Il CEO di TIM ha sottolineato che «La fusione con Open Fiber ha il sostegno del Governo». È certamente vero, come lo avrebbe ogni operazione che evitasse la perdita di altri posti di lavoro in TIM e nell’indotto. Ma si può migliorare la situazione in modi diversi.

Tutte le domande che vale la pena porsi

Innanzitutto, se come socio della Rete scorporata non va bene né Enel né Open Fiber, come dichiarato in sede di presentazione del nuovo piano industriale di TIM, perché allora non va bene Cassa Depositi e Prestiti, invece di KKR, un operatore finanziario di lungo termine, già socia di TIM e di Open Fiber, ma italiana?

Oppure, invece di scorporare la rete di TIM, perché non scorporare la società di servizi (SerCo), operazione molto più sicura, semplice e veloce, anche per l’occupazione, lasciando la rete con il grosso del personale e il debito in proporzione al suo valore a fondersi con Open Fiber?

Perché non spingere per varare subito senza eccessive complicazioni il tanto atteso voucher per incentivare le connessioni a prova di futuro, andando anche a sostenere il PIL in un momento in cui il Paese ne ha un disperato bisogno?  Ricordiamo, però, che il voucher fu pensato come un incentivo alla domanda – non un incentivo al consumo – proprio per le reti a “prova di futuro”. Tecnologicamente, sono soltanto quelle che, come l’FTTH, sia dal punto di vista infrastrutturale sia dell’evoluzione della domanda, possono essere considerate un punto di arrivo tecnologico di lungo periodo e tale che anche tra più di venti anni possano essere ancora considerate un’infrastruttura abilitante. Ma questa differenza, come già detto sopra, è ormai ben chiara a tutti coloro che sono stati costretti in casa a lavorare e studiare.

Infine, ma ben più importante, perché non si fa l’operazione con tutte le cautele sul futuro della rete ma facendo emergere quanto vale davvero Open Fiber?

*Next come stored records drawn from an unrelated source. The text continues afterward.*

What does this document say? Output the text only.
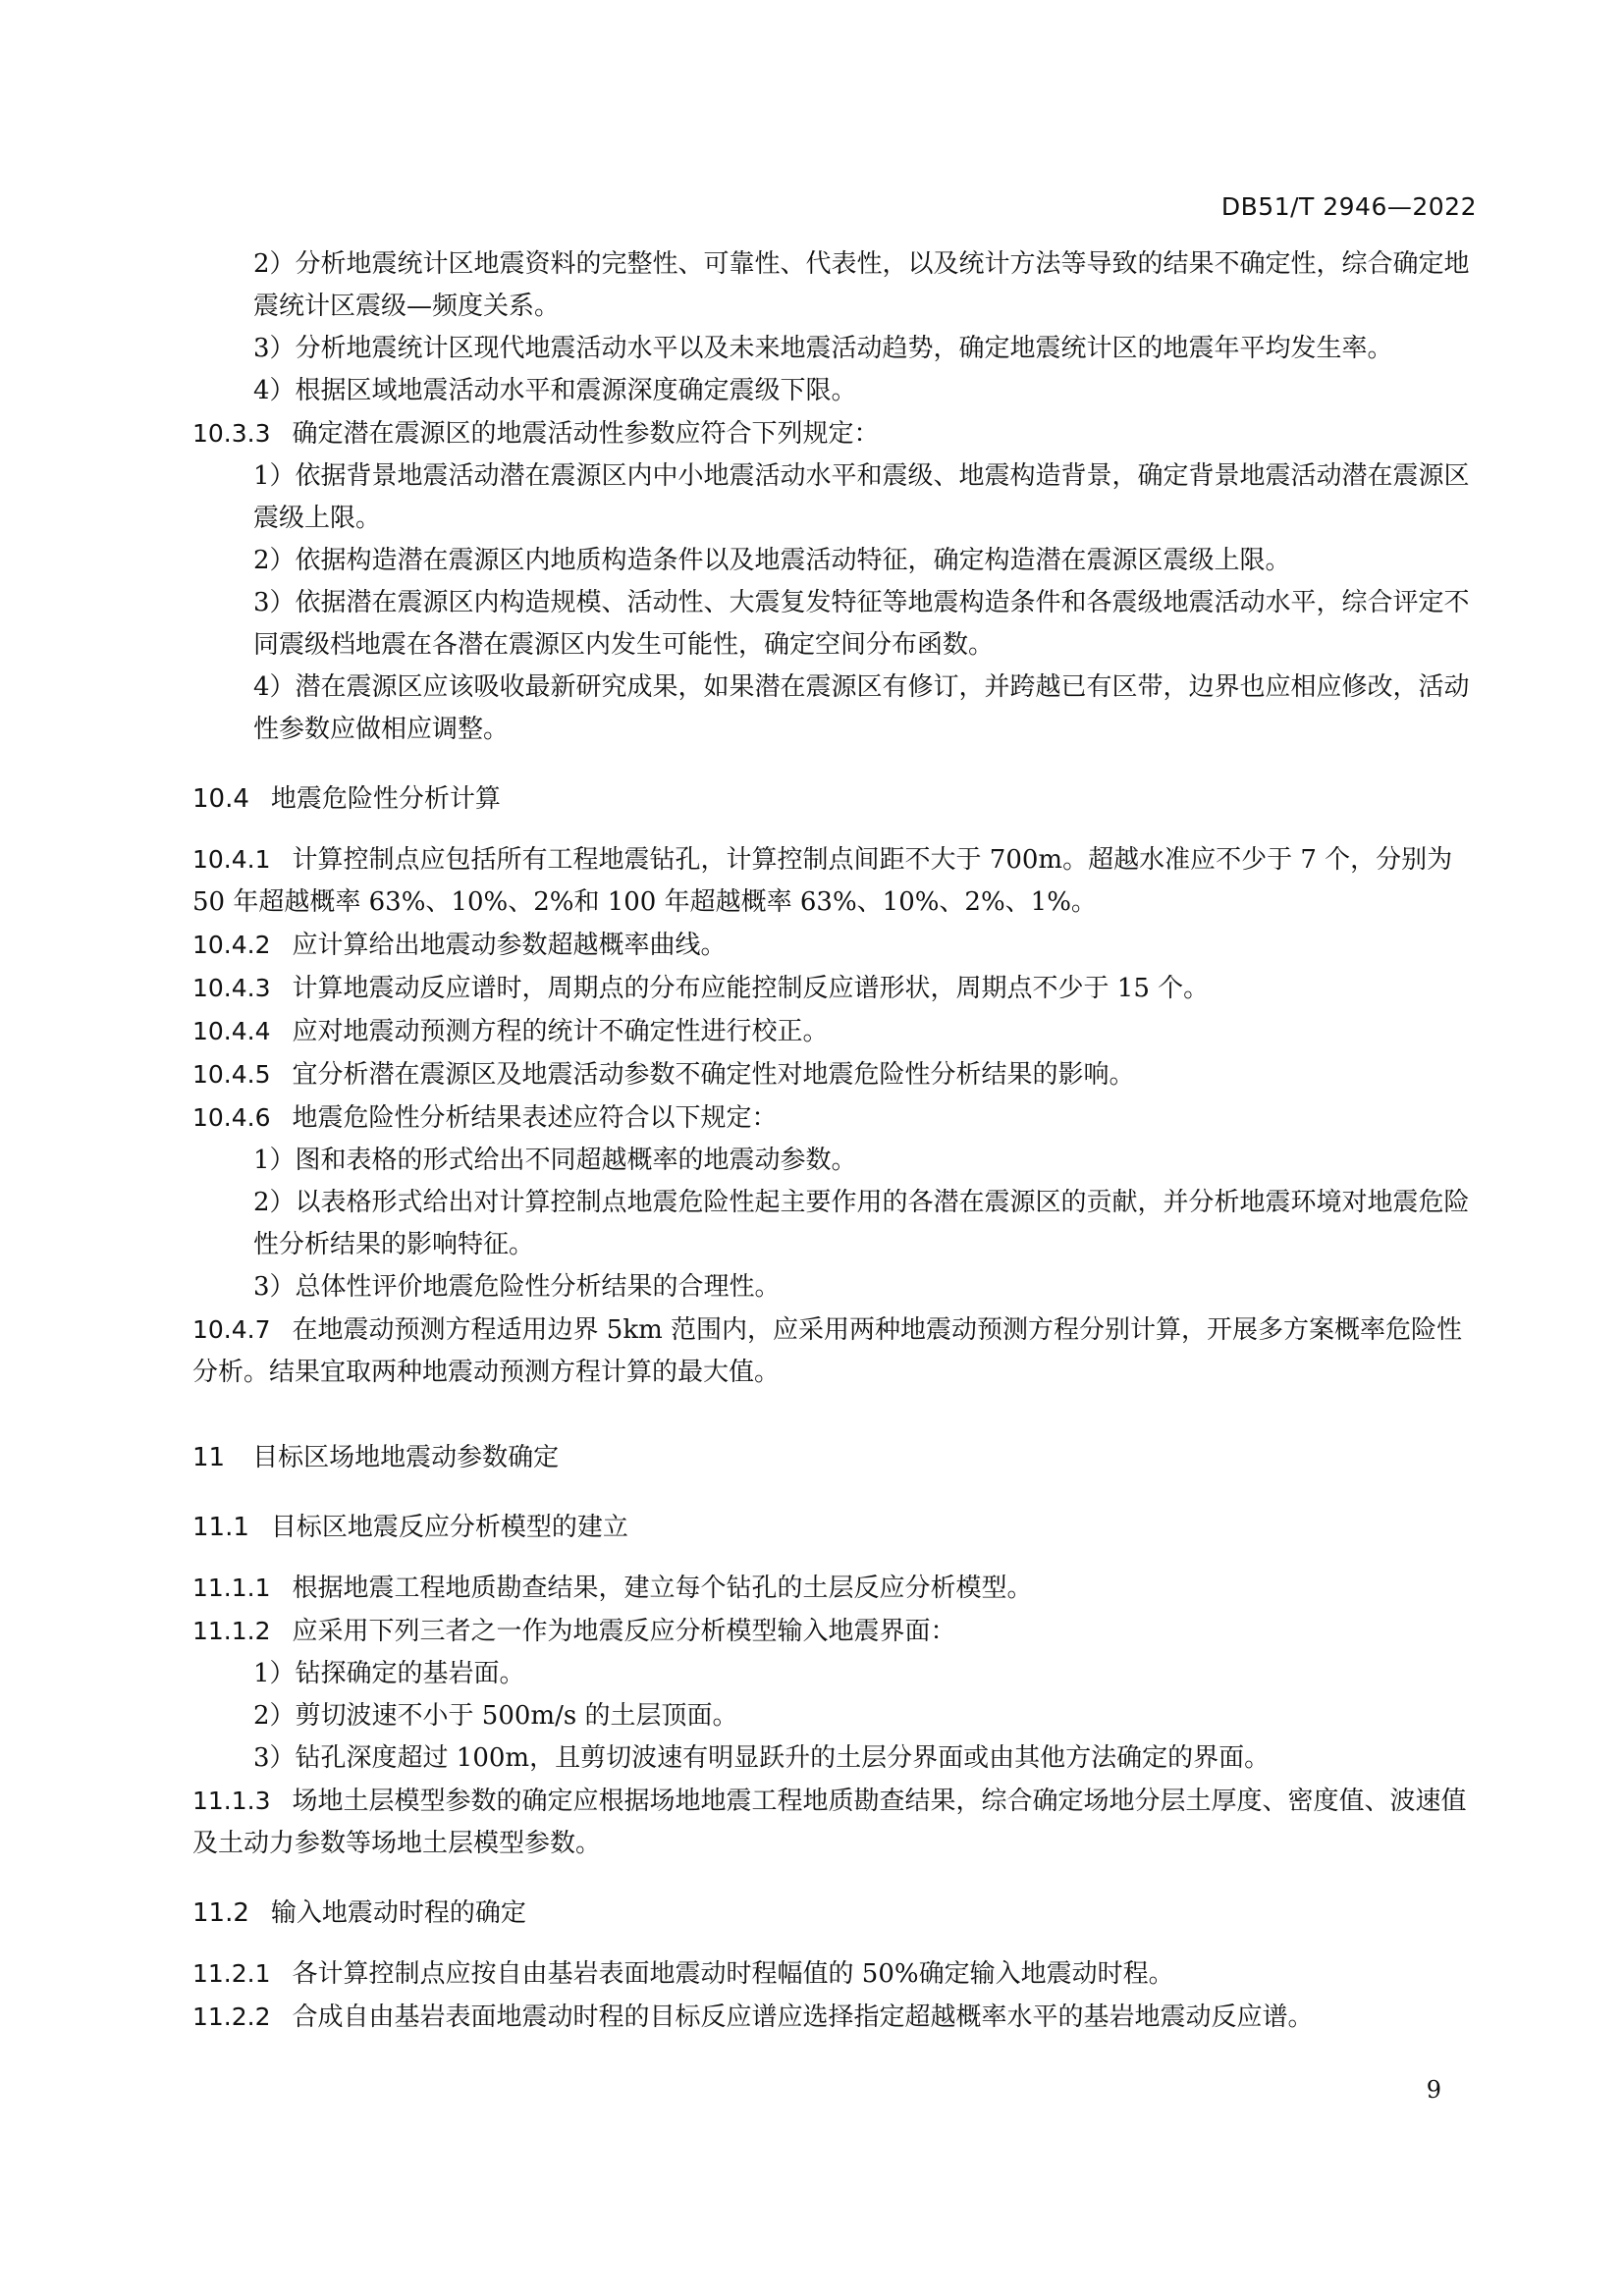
DB51/T 2946—2022

2）分析地震统计区地震资料的完整性、可靠性、代表性，以及统计方法等导致的结果不确定性，综合确定地震统计区震级—频度关系。

3）分析地震统计区现代地震活动水平以及未来地震活动趋势，确定地震统计区的地震年平均发生率。

4）根据区域地震活动水平和震源深度确定震级下限。

10.3.3 确定潜在震源区的地震活动性参数应符合下列规定：

1）依据背景地震活动潜在震源区内中小地震活动水平和震级、地震构造背景，确定背景地震活动潜在震源区震级上限。

2）依据构造潜在震源区内地质构造条件以及地震活动特征，确定构造潜在震源区震级上限。

3）依据潜在震源区内构造规模、活动性、大震复发特征等地震构造条件和各震级地震活动水平，综合评定不同震级档地震在各潜在震源区内发生可能性，确定空间分布函数。

4）潜在震源区应该吸收最新研究成果，如果潜在震源区有修订，并跨越已有区带，边界也应相应修改，活动性参数应做相应调整。

10.4 地震危险性分析计算

10.4.1 计算控制点应包括所有工程地震钻孔，计算控制点间距不大于 700m。超越水准应不少于 7 个，分别为 50 年超越概率 63%、10%、2%和 100 年超越概率 63%、10%、2%、1%。

10.4.2 应计算给出地震动参数超越概率曲线。

10.4.3 计算地震动反应谱时，周期点的分布应能控制反应谱形状，周期点不少于 15 个。

10.4.4 应对地震动预测方程的统计不确定性进行校正。

10.4.5 宜分析潜在震源区及地震活动参数不确定性对地震危险性分析结果的影响。

10.4.6 地震危险性分析结果表述应符合以下规定：

1）图和表格的形式给出不同超越概率的地震动参数。

2）以表格形式给出对计算控制点地震危险性起主要作用的各潜在震源区的贡献，并分析地震环境对地震危险性分析结果的影响特征。

3）总体性评价地震危险性分析结果的合理性。

10.4.7 在地震动预测方程适用边界 5km 范围内，应采用两种地震动预测方程分别计算，开展多方案概率危险性分析。结果宜取两种地震动预测方程计算的最大值。

11 目标区场地地震动参数确定
11.1 目标区地震反应分析模型的建立

11.1.1 根据地震工程地质勘查结果，建立每个钻孔的土层反应分析模型。

11.1.2 应采用下列三者之一作为地震反应分析模型输入地震界面：

1）钻探确定的基岩面。

2）剪切波速不小于 500m/s 的土层顶面。

3）钻孔深度超过 100m，且剪切波速有明显跃升的土层分界面或由其他方法确定的界面。

11.1.3 场地土层模型参数的确定应根据场地地震工程地质勘查结果，综合确定场地分层土厚度、密度值、波速值及土动力参数等场地土层模型参数。

11.2 输入地震动时程的确定

11.2.1 各计算控制点应按自由基岩表面地震动时程幅值的 50%确定输入地震动时程。

11.2.2 合成自由基岩表面地震动时程的目标反应谱应选择指定超越概率水平的基岩地震动反应谱。

9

Ricordiamoci che anche gli investimenti nella rete 5G sono fermi. Se non sarà più possibile usare Huawei, il costo del 5G per gli operatori mobili sarà ancora più alto. E già adesso hanno problemi. Ma Open Fiber è l’unico soggetto in Italia ad avere l’infrastruttura e le competenze per sbloccare la situazione e realizzare una larga parte della nuova rete 5G in modo neutrale, come una tower company, al di fuori delle grandi città, dove vive ben più della metà della popolazione. Un’opzione di cui già si discute in diversi paesi, ma anche in Italia, e porterebbe a Open Fiber un aumento di valore enorme. Fa benissimo Enel a non volerla vendere.

Open Fiber ha appena iniziato a cablare e ha una sola missione, molto semplice: realizzare e mettere in servizio per il Paese un’infrastruttura a prova di futuro. TIM ha una situazione molto più complicata e deve fare giustamente gli interessi dei suoi azionisti, che da molto non hanno soddisfazioni. Ma stando così le cose, quello che TIM offre all’Italia per integrarsi verticalmente con Open Fiber sembra un assegno in bianco sul futuro delle nostre infrastrutture di telecomunicazione che andrà all’incasso quando i giochi saranno ormai fatti.

Quindi, mi chiedo, chi volesse approvare questa fusione, che rischio sul loro futuro riterrebbe ragionevole accettare? La risposta a questa domanda è il vero futuro di Open Fiber. Tutto il resto è soltanto un semplice gioco di legittimi interessi privati.